Feature Overview
Speech‑to‑Text (Walkie‑Talkie)

Speech‑to‑Text (Walkie‑Talkie)

Speech‑to‑Text lets you dictate into the chat composer instead of typing.

It uses the live speech provider configured in Settings > Voice & Speech.

Current live speech providers

The chat composer speech input currently supports:

  • Web Speech API
  • Whisper
  • Groq

If a different provider is configured elsewhere, the chat composer may warn that it is unsupported for prompt input.

How dictation works

When you start a Walkie‑Talkie session, RealTimeX listens to the mic and inserts the transcript into the prompt input.

The current behavior supports:

  • inserting text at the current cursor position
  • stopping automatically after silence
  • keeping a language preference for speech recognition
  • optional auto-submit after the final transcript is produced

You can also use the keyboard shortcut Ctrl+M to toggle dictation on or off.

Input language

The composer includes a language selector for speech recognition.

You can:

  • keep auto-detect enabled
  • choose a specific language manually
  • reuse your saved preference in later sessions

This is especially useful when browser recognition or local transcription keeps choosing the wrong language.

Provider behavior

Web Speech API

Use this for browser-native speech recognition when it is available.

Whisper

Use this for local speech-to-text.
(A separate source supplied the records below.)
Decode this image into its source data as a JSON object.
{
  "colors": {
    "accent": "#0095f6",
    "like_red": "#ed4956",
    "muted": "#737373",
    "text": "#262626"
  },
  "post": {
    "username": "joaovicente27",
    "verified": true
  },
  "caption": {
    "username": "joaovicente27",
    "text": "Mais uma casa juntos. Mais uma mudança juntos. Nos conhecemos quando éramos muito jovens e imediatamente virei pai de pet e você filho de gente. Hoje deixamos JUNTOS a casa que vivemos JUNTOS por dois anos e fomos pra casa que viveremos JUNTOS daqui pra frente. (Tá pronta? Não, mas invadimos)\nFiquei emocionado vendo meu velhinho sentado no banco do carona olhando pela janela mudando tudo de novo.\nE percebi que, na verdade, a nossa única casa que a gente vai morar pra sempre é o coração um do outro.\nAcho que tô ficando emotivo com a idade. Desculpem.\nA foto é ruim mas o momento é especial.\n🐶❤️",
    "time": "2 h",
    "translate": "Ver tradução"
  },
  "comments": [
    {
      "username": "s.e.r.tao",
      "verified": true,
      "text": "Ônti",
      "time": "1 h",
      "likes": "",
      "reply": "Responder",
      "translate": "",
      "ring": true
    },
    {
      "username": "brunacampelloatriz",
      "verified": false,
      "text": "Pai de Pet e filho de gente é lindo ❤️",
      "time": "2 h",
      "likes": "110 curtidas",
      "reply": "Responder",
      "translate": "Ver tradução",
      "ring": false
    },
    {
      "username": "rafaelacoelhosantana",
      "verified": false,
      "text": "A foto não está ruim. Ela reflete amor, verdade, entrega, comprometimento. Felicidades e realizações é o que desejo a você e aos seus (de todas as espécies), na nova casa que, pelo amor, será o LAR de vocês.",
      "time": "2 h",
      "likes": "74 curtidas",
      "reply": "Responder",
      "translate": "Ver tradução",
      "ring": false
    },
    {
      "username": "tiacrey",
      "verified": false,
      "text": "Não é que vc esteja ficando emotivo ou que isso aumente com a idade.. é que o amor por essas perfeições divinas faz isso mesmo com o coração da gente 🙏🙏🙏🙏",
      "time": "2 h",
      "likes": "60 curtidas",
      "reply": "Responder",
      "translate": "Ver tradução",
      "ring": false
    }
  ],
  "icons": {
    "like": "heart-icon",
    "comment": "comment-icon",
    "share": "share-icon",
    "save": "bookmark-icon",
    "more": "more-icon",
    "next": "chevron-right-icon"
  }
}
In the current app, Whisper can use browser or desktop-native execution depending on your environment and settings.

Groq

Use this for fast cloud speech-to-text.

Troubleshooting

  • Nothing appears while speaking Check microphone permissions and confirm the selected speech provider is supported in chat input.
  • Web Speech is unavailable Switch to Whisper or Groq in Settings > Voice & Speech.
  • Dictation uses the wrong language Pick an explicit language instead of auto-detect.
  • Final text sends too early Review whether auto-submit speech input is enabled in your appearance or chat preferences.